When most people think of Abraham Lincoln's greatest speeches, they think of the Gettysburg Address, the Second Inaugural, the House Divided Speech, or the Cooper Institute Address. However, some think his best speech was "lost." Although roughly 40 news reporters were present for his May 29, 1856, speech in Bloomington, not one remembered to take notes. Over 1,000 people were present for the speech. Apparently Lincoln's effort was so captivating, the audience was simply mesmerized. What are the circumstances surrounding this amazing speech?
In 1856 Illinois, along with other states, held a state convention to help organize and strengthen the new Republican Party. In Illinois the convention met in Bloomington in Major's Hall located upstairs over Humphrey's Cheap Store. Broad spectrums of political beliefs were present: Whigs, Free Soilers, Know-Nothings, and abolitionists. The convention, composed of about 270 delegates, declared that Congress had and should employ its power to stop the spread of slavery westward. It adopted the following resolution:
"Resolved, That we hold in accordance with the opinions and practices of all the great statesmen of all parties for the first sixty years of the administration of the government, that under the Constitution, Congress possesses full power to prohibit slavery in the territories; and that while we will maintain all constitutional rights of the South, we also hold that justice, humanity, the principles of freedom, as expressed in our Declaration of Independence and our National Constitution, and the purity and perpetuity of our government require that that power should be exerted, to prevent the extension of slavery into territories heretofore free."
After a series of speeches, there were cries for Abraham Lincoln to take the platform. At 5:30 P.M. he did so.
The people listened for about 90 minutes. William Herndon, Lincoln's law partner, "attempted for about fifteen minutes, as was usual with me then to take notes, but at the end of that time I threw pen and paper away and lived only in the inspiration of the hour." Lincoln spoke extemporaneously, and he clearly identified slavery as the root cause of the country's problems. One delegate said, "Never was an audience more completely electrified by human eloquence. Again and again, during the delivery, the audience sprang to their feet, and by long-continued cheers, expressed how deeply the speaker had roused them." Although no verbatim report of the speech exists, it seems clear from statements of those present that the key ideas Lincoln stressed were as follows:
1. That there were pressing reasons for the formation of the Republican Party.

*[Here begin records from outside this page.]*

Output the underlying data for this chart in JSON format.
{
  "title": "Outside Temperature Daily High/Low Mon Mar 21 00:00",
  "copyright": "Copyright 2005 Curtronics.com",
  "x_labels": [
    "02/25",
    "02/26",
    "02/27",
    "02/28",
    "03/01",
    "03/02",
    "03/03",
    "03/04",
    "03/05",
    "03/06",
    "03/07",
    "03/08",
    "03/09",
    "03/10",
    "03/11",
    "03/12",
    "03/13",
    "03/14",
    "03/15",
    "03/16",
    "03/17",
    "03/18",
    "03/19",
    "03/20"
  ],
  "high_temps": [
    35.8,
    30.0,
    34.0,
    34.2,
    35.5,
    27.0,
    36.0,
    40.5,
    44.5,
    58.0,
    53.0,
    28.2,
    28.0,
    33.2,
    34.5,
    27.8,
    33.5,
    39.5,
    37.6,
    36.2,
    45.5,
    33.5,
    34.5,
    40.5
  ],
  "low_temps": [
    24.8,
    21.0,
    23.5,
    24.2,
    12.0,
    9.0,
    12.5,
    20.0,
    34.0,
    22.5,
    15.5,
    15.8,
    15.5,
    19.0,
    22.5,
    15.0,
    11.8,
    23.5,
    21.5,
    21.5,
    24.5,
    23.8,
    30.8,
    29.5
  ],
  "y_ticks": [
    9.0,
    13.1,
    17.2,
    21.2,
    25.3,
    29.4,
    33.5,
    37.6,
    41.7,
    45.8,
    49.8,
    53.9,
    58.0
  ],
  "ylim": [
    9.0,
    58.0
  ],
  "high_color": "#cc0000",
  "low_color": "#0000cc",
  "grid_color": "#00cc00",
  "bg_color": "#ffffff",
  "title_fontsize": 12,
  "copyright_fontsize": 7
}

2. That the Republican movement was very important to the future of the nation.
3. All free soil people needed to rally against slavery and the existing political evils.
4. The nation must be preserved in the purity of its principles as well as in the integrity of its territorial parts, and the Republicans were the ones to do it.
It was a truly a speech full of hypnotic inspiration as Lincoln attempted to unify all the discordant anti-slavery factions into a concerted party that could defeat the Democrats in upcoming elections. Writing in the Chicago Democrat, reporter John Wentworth said, "Abraham Lincoln for an hour and a half held the assemblage spellbound by the power of his argument, the intense irony of his invective, the brilliancy of his eloquence. I shall not mar any of its fine proportions by attempting even a synopsis of it." Herndon concluded, "His speech was full of fire and energy and force. It was logic; it was pathos; it was enthusiasm; it was justice, equity, truth, and right set ablaze by the devine fires of a soul maddened by the wrong; it was hard, heavy, knotty, gnarly, backed with wrath."
"The audience sat enthralled. Men listened as though transfixed. Reporters forgot to use the pencils in their hands, so that no complete and authentic record of what may have been his greatest speech has ever been found. At the end, the hall rocked with applause. The Republican Party was reborn in Illinois."***
Over the years a few "versions" of Lincoln's Lost Speech have been published. The most famous of these was by Henry Clay Whitney, a lawyer and Lincoln biographer. Whitney's version was published in McClure's Magazine in 1896. Whitney said that he had transcribed notes that were taken down while the speech was being delivered. The majority of Lincoln experts reject Whitney's report of the speech. One reason for this is that there was a 40-year gap between the speech itself and the publication of Whitney's version. In the Abraham Lincoln Encyclopedia Dr. Mark E. Neely, Jr. writes as follows regarding Abraham Lincoln's Lost Speech:
Henry Clay Whitney later claimed to have made notes on the occasion, and in 1896 he sold McClure's Magazine the text of the speech, which the magazine published in its September issue. Joseph M. Medill, who had heard the speech, endorsed it as a 'close reproduction,' but John G. Nicolay, who also had heard it, thought it spurious. Nicolay was vindicated in 1930 when a brief account of the speech was found in the Alton Courier of June 5, 1856. The description differed so markedly from Whitney's version that no one now accepts Whitney's account."
* Elwell Crissey's opening sentence in Lincoln's Lost Speech: The Pivot of His Career.
** Paul M. Angle (1900-1975), noted Lincoln scholar, author, and Director of the Chicago Historical Society for 20 years.
*** Benjamin P. Thomas (1902-1956), noted Lincoln biographer.